I read until I can’t breathe and my eyes burn, and then I throw my phone down on the couch. I wedge my feet into my sneakers and let the front door shut behind me. There’s only one place I want to go when I feel like this, and that’s down to the edge of the river that runs along our property line.

It’s where I’ve always gone when things are tough, where I went the day of my mom’s funeral when I had to get away from all the people and their concern and questions. It’s where I ran when my brothers teased and taunted and pushed me to the outside of their impenetrable boy circle, and when the girls in school teased and taunted and pushed me to the outside of their closed girl world.

And today, it’s where I go to escape my ugly fifteen minutes of unearned, unwanted fame, since I’m definitely not an Internet “it” girl. I’m an Internet “out” girl.

I don’t want to give a shit. About any of it.

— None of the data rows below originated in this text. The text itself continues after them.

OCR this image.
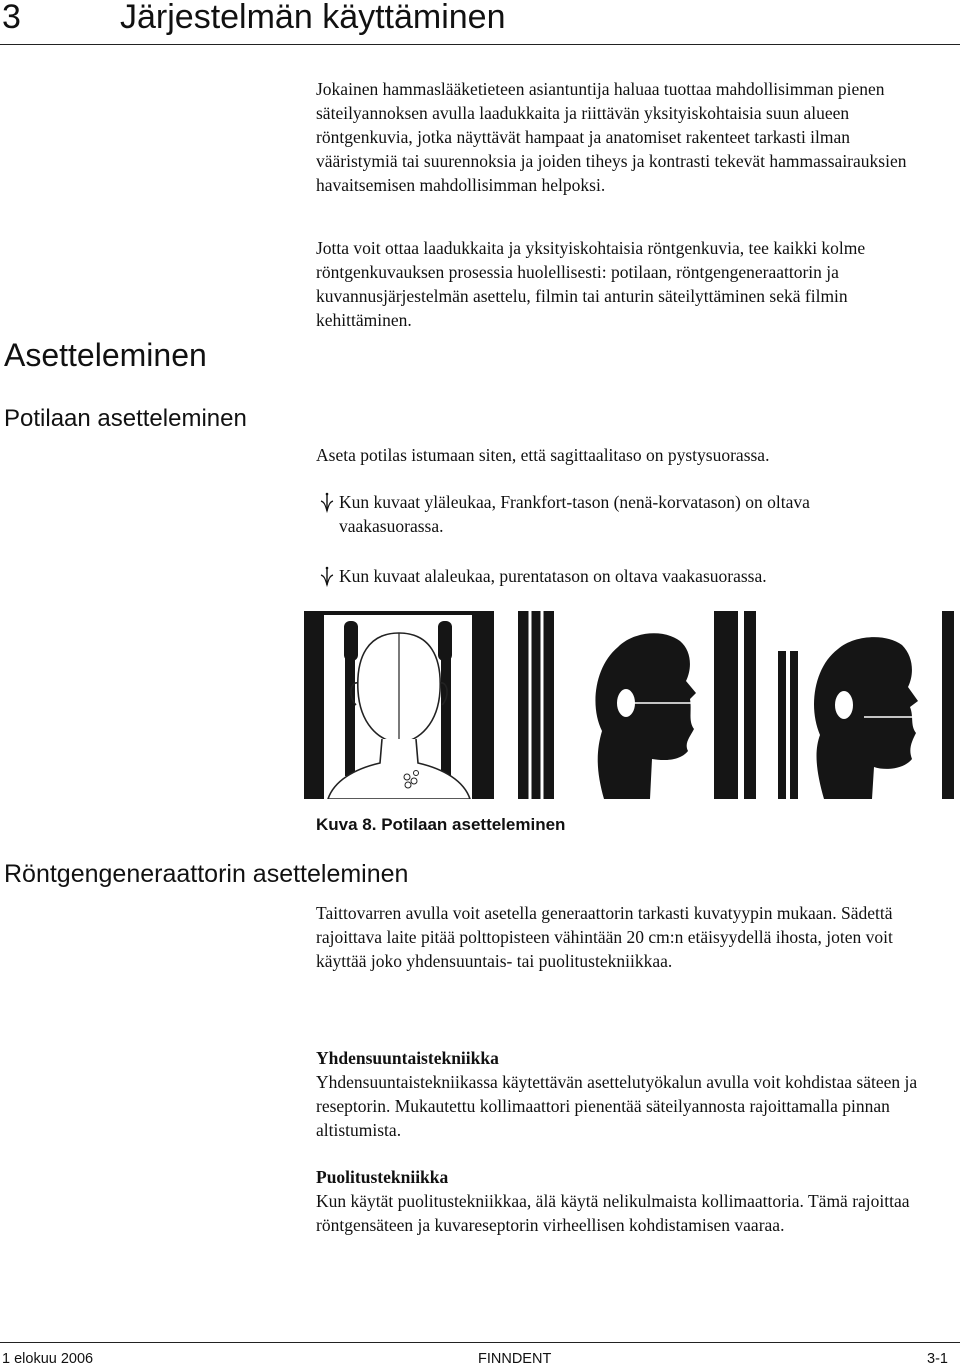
3	Järjestelmän käyttäminen
Jokainen hammaslääketieteen asiantuntija haluaa tuottaa mahdollisimman pienen säteilyannoksen avulla laadukkaita ja riittävän yksityiskohtaisia suun alueen röntgenkuvia, jotka näyttävät hampaat ja anatomiset rakenteet tarkasti ilman vääristymiä tai suurennoksia ja joiden tiheys ja kontrasti tekevät hammassairauksien havaitsemisen mahdollisimman helpoksi.
Jotta voit ottaa laadukkaita ja yksityiskohtaisia röntgenkuvia, tee kaikki kolme röntgenkuvauksen prosessia huolellisesti: potilaan, röntgengeneraattorin ja kuvannusjärjestelmän asettelu, filmin tai anturin säteilyttäminen sekä filmin kehittäminen.
Asetteleminen
Potilaan asetteleminen
Aseta potilas istumaan siten, että sagittaalitaso on pystysuorassa.
Kun kuvaat yläleukaa, Frankfort-tason (nenä-korvatason) on oltava vaakasuorassa.
Kun kuvaat alaleukaa, purentatason on oltava vaakasuorassa.
Kuva 8. Potilaan asetteleminen
Röntgengeneraattorin asetteleminen
Taittovarren avulla voit asetella generaattorin tarkasti kuvatyypin mukaan. Sädettä rajoittava laite pitää polttopisteen vähintään 20 cm:n etäisyydellä ihosta, joten voit käyttää joko yhdensuuntais- tai puolitustekniikkaa.
Yhdensuuntaistekniikka
Yhdensuuntaistekniikassa käytettävän asettelutyökalun avulla voit kohdistaa säteen ja reseptorin. Mukautettu kollimaattori pienentää säteilyannosta rajoittamalla pinnan altistumista.
Puolitustekniikka
Kun käytät puolitustekniikkaa, älä käytä nelikulmaista kollimaattoria. Tämä rajoittaa röntgensäteen ja kuvareseptorin virheellisen kohdistamisen vaaraa.
1 elokuu 2006	FINNDENT	3-1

I’ve spent my life learning how not to give a shit.

I’m a pro by now.

I bend, pick up a stone, skip it.

The water’s high this year—lots of snow melt—very different from the drought year when my mother died. With the water rushing, it’s hard to see what happens to the stone, how many times it bounces before it sinks.

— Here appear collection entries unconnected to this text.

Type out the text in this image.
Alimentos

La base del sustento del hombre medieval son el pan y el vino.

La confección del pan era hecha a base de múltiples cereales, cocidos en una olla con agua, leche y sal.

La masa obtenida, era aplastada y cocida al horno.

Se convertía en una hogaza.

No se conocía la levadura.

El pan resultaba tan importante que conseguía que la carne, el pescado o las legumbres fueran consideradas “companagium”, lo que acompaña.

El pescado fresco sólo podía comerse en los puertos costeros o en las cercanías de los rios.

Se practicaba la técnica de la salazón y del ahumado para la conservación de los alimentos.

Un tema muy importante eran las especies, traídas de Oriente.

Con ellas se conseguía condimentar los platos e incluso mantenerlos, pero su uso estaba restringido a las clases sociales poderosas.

I’m not sure how long I stand there, skipping stones, trying to trace their trajectory across the surface, feeling my heartbeat slowly ease back to normal, before I hear footsteps behind me. I don’t have to look to know it’s Easton; he’s the only one who’d look for me down here. He comes up beside me. Squats.

“Don’t,” I say.

“Don’t what?”

“Don’t give me a stone. I’ll just brain you with it.”

A small laugh huffs out of him. Just the sound of it makes me feel a little better.

He does it anyway, searching in the dirt for one he likes and pressing it into my palm. I rub my fingers over it, testing it; it’s the perfect worry stone. I slide it into my pocket and hold out my hand for another.

“What, doesn’t meet your standards?”

I don’t tell him it’s too perfect to skip. I just shake my hand impatiently until he presses another stone into it. I release it and watch it skid and bounce over the water’s surface.

He picks one up and skips it so it follows a few steps behind mine—before they both disappear under the surface.

We do it for a few more minutes, until the sting slowly starts to go out of all those strangers’ words.

The feel of him next to me is safety and belonging.

I want to tell him that, but I can’t imagine doing so, because even hearing the words in my head is scary. Like by thinking them I’ve made them true, and by making them true, I’ve dared the universe to take them away from me.